As a general rule, CAA’s local divisions and members, while not always opposing local parcel taxes, have argued that the local initiatives must clearly put multi-family housing in the same classification as single family homes when calculating a parcel tax and that the tax should be per parcel –- not per door and not square footage. If classifications are not defined in the bill, leaving local governments with the decision, apartment owners will be vulnerable to higher taxes. In this light, CAA members would be well-served with an amendment in the bill that classifies multi-family housing in the same category as single family homes.

Oppose: AB 188 (Ammiano-D) Split roll tax

This bill seeks to impose a form of “split roll” by triggering more frequent reassessments of property.  The bill defines change in ownership so that a reassessment of property could occur when, cumulatively, 100 percent of the ownership interest transfers in a rolling three-year period.

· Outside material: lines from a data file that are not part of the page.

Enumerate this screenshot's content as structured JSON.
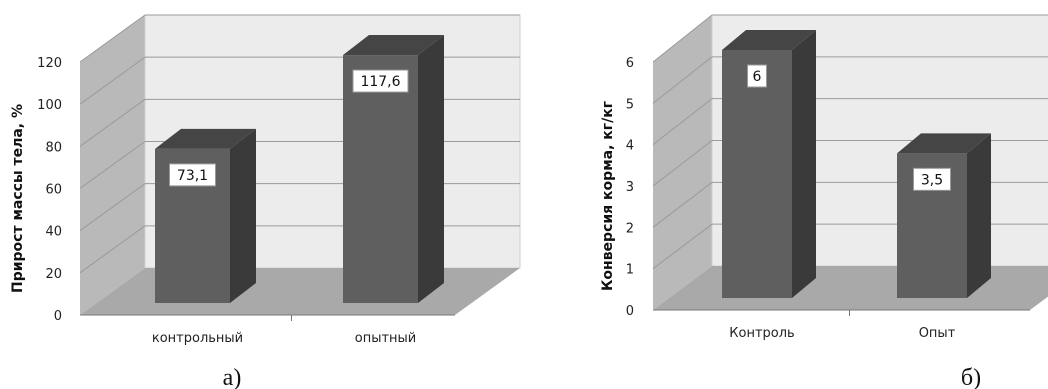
{
  "colors": {
    "back_wall": "#ececec",
    "side_wall": "#b9b9b9",
    "floor": "#a9a9a9",
    "bar_front": "#5f5f5f",
    "bar_side": "#3a3a3a",
    "bar_top": "#454545",
    "grid": "#9a9a9a"
  },
  "chart_data": [
    {
      "type": "bar",
      "categories": [
        "контрольный",
        "опытный"
      ],
      "values": [
        73.1,
        117.6
      ],
      "value_labels": [
        "73,1",
        "117,6"
      ],
      "ylabel": "Прирост массы тела, %",
      "ylim": [
        0,
        120
      ],
      "yticks": [
        "0",
        "20",
        "40",
        "60",
        "80",
        "100",
        "120"
      ],
      "grid": true,
      "caption": "а)"
    },
    {
      "type": "bar",
      "categories": [
        "Контроль",
        "Опыт"
      ],
      "values": [
        6,
        3.5
      ],
      "value_labels": [
        "6",
        "3,5"
      ],
      "ylabel": "Конверсия корма, кг/кг",
      "ylim": [
        0,
        6
      ],
      "yticks": [
        "0",
        "1",
        "2",
        "3",
        "4",
        "5",
        "6"
      ],
      "grid": true,
      "caption": "б)"
    }
  ]
}
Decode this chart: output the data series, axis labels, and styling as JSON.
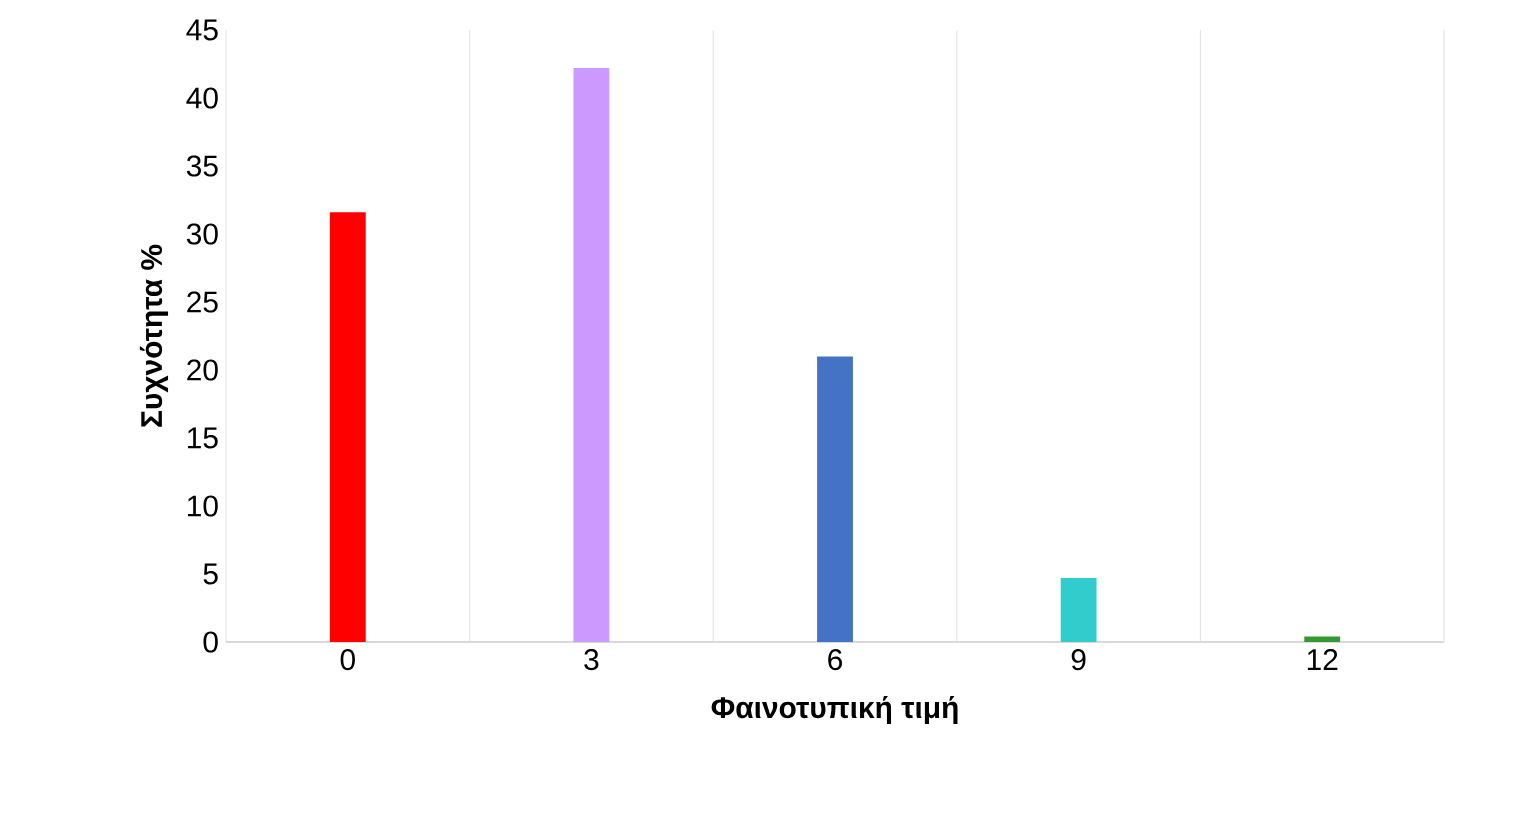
{
  "chart_data": {
    "type": "bar",
    "xlabel": "Φαινοτυπική τιμή",
    "ylabel": "Συχνότητα %",
    "categories": [
      "0",
      "3",
      "6",
      "9",
      "12"
    ],
    "values": [
      31.6,
      42.2,
      21.0,
      4.7,
      0.4
    ],
    "colors": [
      "#ff0000",
      "#cc99ff",
      "#4472c4",
      "#33cccc",
      "#339933"
    ],
    "ylim": [
      0,
      45
    ],
    "yticks": [
      0,
      5,
      10,
      15,
      20,
      25,
      30,
      35,
      40,
      45
    ],
    "grid": "x"
  }
}
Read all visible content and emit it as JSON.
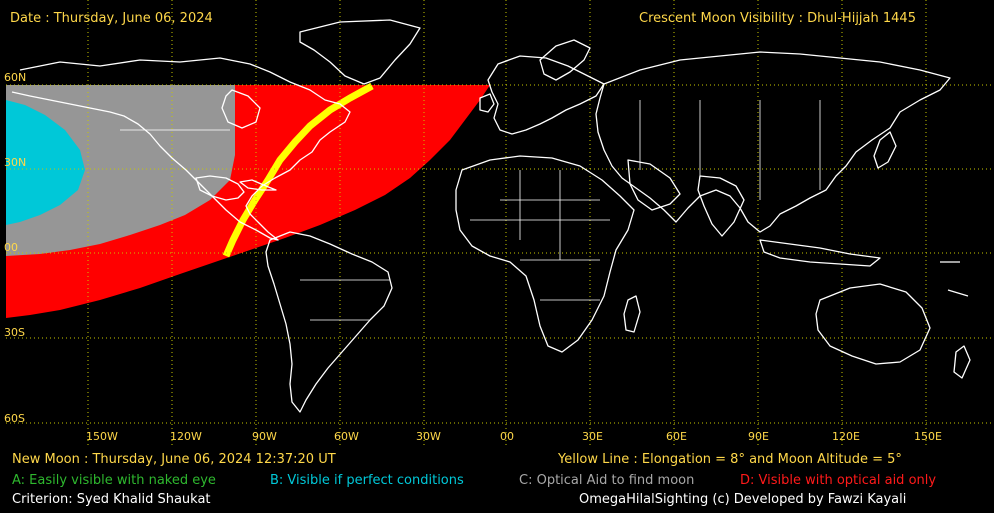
{
  "header": {
    "date": "Date : Thursday, June 06, 2024",
    "title": "Crescent Moon Visibility : Dhul-Hijjah  1445"
  },
  "lat_labels": [
    "60N",
    "30N",
    "00",
    "30S",
    "60S"
  ],
  "lon_labels": [
    "150W",
    "120W",
    "90W",
    "60W",
    "30W",
    "00",
    "30E",
    "60E",
    "90E",
    "120E",
    "150E"
  ],
  "footer": {
    "new_moon": "New Moon : Thursday, June 06, 2024  12:37:20  UT",
    "yellow_line": "Yellow Line : Elongation = 8° and Moon Altitude = 5°",
    "legend_a": "A: Easily visible with naked eye",
    "legend_b": "B: Visible if perfect conditions",
    "legend_c": "C: Optical Aid to find moon",
    "legend_d": "D: Visible with optical aid only",
    "criterion": "Criterion: Syed Khalid Shaukat",
    "credit": "OmegaHilalSighting  (c)  Developed by Fawzi Kayali"
  },
  "colors": {
    "zone_a": "#2eb82e",
    "zone_b": "#00c8d8",
    "zone_c": "#969696",
    "zone_d": "#ff0000",
    "yellow_line": "#ffff00",
    "grid": "#c8c800",
    "coast": "#ffffff"
  }
}
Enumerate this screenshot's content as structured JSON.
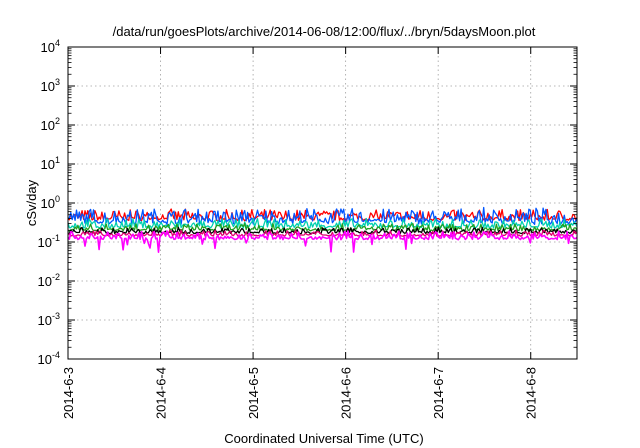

Split roll proposals such as AB 188 that address ownership in a legal entity typically are viewed in the context of commercial properties, but any type of real property owned by a legal entity could be subject to a new change-in-ownership definition. Such a proposal could affect the assessment of single-family homes, multi-family properties — such as apartments, duplexes and mobile home parks, agricultural property, family farms, and small businesses whenever such properties are owned by a legal entity as defined.

A large coalition of employers throughout the state oppose the bill.  AB 188 is viewed as the first step toward a full-fledged split roll, with the goal of eventually requiring reassessment of all commercial property on an annual basis.

Oppose: SCA 3 (Leno-D) Parcel taxes

SCA 3 would allow school districts, community college districts and county offices of education to impose, increase or extend parcel taxes on real property with the approval of 55 percent of voters, rather than the existing two-thirds requirement.

The governor has proposed to significantly alter the way school districts are funded, and it could take several years to discern the effect of any shifts. Until we are able to measure the result of those changes and the impact of more than $30 billion in education funding increases over the next five years from recently enacted Propositions 30 and 39, voters will not have constructive information to ascertain whether student achievement has improved, and consequently, whether more taxes are warranted. CAA staff anticipates that a large coalition of business groups will oppose this bill and other tax measures to follow.

Support: AB 227 (Gatto-D) Proposition 65

This legislation would amend the Health and Safety Code to allow a business that receives a notice for violating the warning provisions of Proposition 65 to correct the violation within 14 days. If the violation is corrected within this period, the business would be shielded from further legal action.

Proposition 65 — the Safe Drinking Water and Toxic Enforcement Act — was enacted by ballot initiative in 1986. It was intended to protect Californians and their drinking water from chemicals known to cause cancer, birth defects, or other reproductive harm, and to inform citizens about exposures to such chemicals. Since its enactment, Proposition 65 has been a tool to keep toxic chemicals out of the state’s water supplies and has raised awareness about possible exposure to carcinogens. Unfortunately, some people, specifically lawyers, have taken advantage of provisions in the law to ensnare businesses in lawsuits, with the hope of obtaining settlement payments that were never contemplated by the voters when they passed Proposition 65.

The rental housing industry has been the target of these types of suits.